About ten minutes later, when the crowd had dispersed, Frank came quietly along the Avenue and over the street to his home. To his surprise the rooms were all lighted. He opened the door and received such a warm welcome that it took his breath away. All rushed at him to shake him by the hand and pat him on the back and kiss him. All but his mother. His eyes ran over the room in search of her. He saw her in the big arm chair, her apron to her eyes, wiping away tears which only he understood. He ran into her arms. Neither said a word. They just embraced. Then she kissed him on the forehead. "You are all right, Frank," was all she said.

Of course, he told them all about the game. But it was not until Dick and Ned and Tommie came in to congratulate him that they heard his part in it. Dick was a word painter, and he drew such a picture of the game and of a "certain player" in it that a certain player blushed. But the father and mother and the sisters and brothers of a "certain player" started in all over again to maul him, and tell that player what they thought of him.

After dinner, with Tommy and Dick and Ned all present, Frank had to go down to the Club. He didn't want to—he knew how the fellows would maul him. But he did feel that Father Boone would expect him to be there.

The assembled fellows were hoping he would drop in. The boys who had resigned were there, too. Frank's noble conduct had refuted all charges against himself and the Club. The crowd, knowing his quiet ways, feared that he would not come. But when he arrived, it was the same old thing over again. Cheers, hand-shakes, howling, thumping, the way that boys have of saying what they most want to say.

After a while, he went upstairs. Father Boone was expecting him. He entered smiling. Father Boone was smiling too. But as they looked at each other in silence, the strong man and the brave boy saw tears in each other's eyes. They grasped hands. And they looked, as it were, each into the other's soul. For they understood.

For a long time they sat in silence, pensive, peaceful. At length Father Boone broke the silence. It was no word of congratulation, no reference to the game.

"Well, Frank, God's way is the best way."

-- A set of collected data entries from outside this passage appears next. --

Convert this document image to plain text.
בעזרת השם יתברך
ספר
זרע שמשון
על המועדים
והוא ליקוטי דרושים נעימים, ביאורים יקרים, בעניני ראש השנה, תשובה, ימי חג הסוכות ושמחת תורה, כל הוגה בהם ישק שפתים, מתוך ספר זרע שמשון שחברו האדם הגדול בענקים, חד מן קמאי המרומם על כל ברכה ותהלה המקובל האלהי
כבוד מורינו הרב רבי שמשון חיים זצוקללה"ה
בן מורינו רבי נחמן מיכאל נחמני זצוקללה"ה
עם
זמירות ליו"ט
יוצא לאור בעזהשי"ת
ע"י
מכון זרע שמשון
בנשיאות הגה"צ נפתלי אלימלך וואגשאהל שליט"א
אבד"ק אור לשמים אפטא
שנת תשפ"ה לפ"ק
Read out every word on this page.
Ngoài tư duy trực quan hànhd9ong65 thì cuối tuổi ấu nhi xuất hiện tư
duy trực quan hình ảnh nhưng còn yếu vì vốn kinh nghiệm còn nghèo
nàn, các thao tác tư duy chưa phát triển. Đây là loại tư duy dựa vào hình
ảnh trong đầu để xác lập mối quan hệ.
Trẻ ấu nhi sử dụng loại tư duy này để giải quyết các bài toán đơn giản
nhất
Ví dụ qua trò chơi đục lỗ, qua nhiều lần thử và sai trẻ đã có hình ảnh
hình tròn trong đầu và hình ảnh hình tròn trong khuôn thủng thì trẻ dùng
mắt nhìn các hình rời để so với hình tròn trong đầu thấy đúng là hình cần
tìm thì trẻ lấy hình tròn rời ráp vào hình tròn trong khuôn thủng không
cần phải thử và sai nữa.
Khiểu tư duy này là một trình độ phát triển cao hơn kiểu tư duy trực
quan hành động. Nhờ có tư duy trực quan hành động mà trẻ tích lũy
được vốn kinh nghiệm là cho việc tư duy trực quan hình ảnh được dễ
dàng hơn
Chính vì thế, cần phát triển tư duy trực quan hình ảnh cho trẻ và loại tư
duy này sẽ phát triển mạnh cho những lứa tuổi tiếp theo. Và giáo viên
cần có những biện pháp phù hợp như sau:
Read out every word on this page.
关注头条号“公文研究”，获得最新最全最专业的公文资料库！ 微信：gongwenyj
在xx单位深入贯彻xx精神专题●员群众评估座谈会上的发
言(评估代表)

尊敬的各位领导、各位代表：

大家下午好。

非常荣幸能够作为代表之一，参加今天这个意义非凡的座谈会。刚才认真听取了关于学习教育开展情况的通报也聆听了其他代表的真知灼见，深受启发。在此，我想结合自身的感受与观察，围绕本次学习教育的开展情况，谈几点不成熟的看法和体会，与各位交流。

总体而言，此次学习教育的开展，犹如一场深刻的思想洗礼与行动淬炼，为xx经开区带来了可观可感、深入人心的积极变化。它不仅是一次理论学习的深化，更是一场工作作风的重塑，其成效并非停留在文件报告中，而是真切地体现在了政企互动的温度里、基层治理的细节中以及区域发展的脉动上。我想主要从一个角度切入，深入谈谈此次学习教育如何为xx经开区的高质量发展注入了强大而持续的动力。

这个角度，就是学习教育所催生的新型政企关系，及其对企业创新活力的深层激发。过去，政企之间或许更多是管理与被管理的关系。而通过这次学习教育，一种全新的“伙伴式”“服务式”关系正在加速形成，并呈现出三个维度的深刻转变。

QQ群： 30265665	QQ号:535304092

Another spell of silence. This was broken by Frank.

"I remember, Father, that you said life was a mirage. I've been thinking of poor Bill, and how he misunderstood us, and of how you were mistaken in me, and how I misjudged you. We saw so much that really was not there at all."

"It's good to realize that so early in life, Frank. I've found from experience that most trouble comes from misunderstanding. Why God permits it, we do not know. I suppose it is to try us."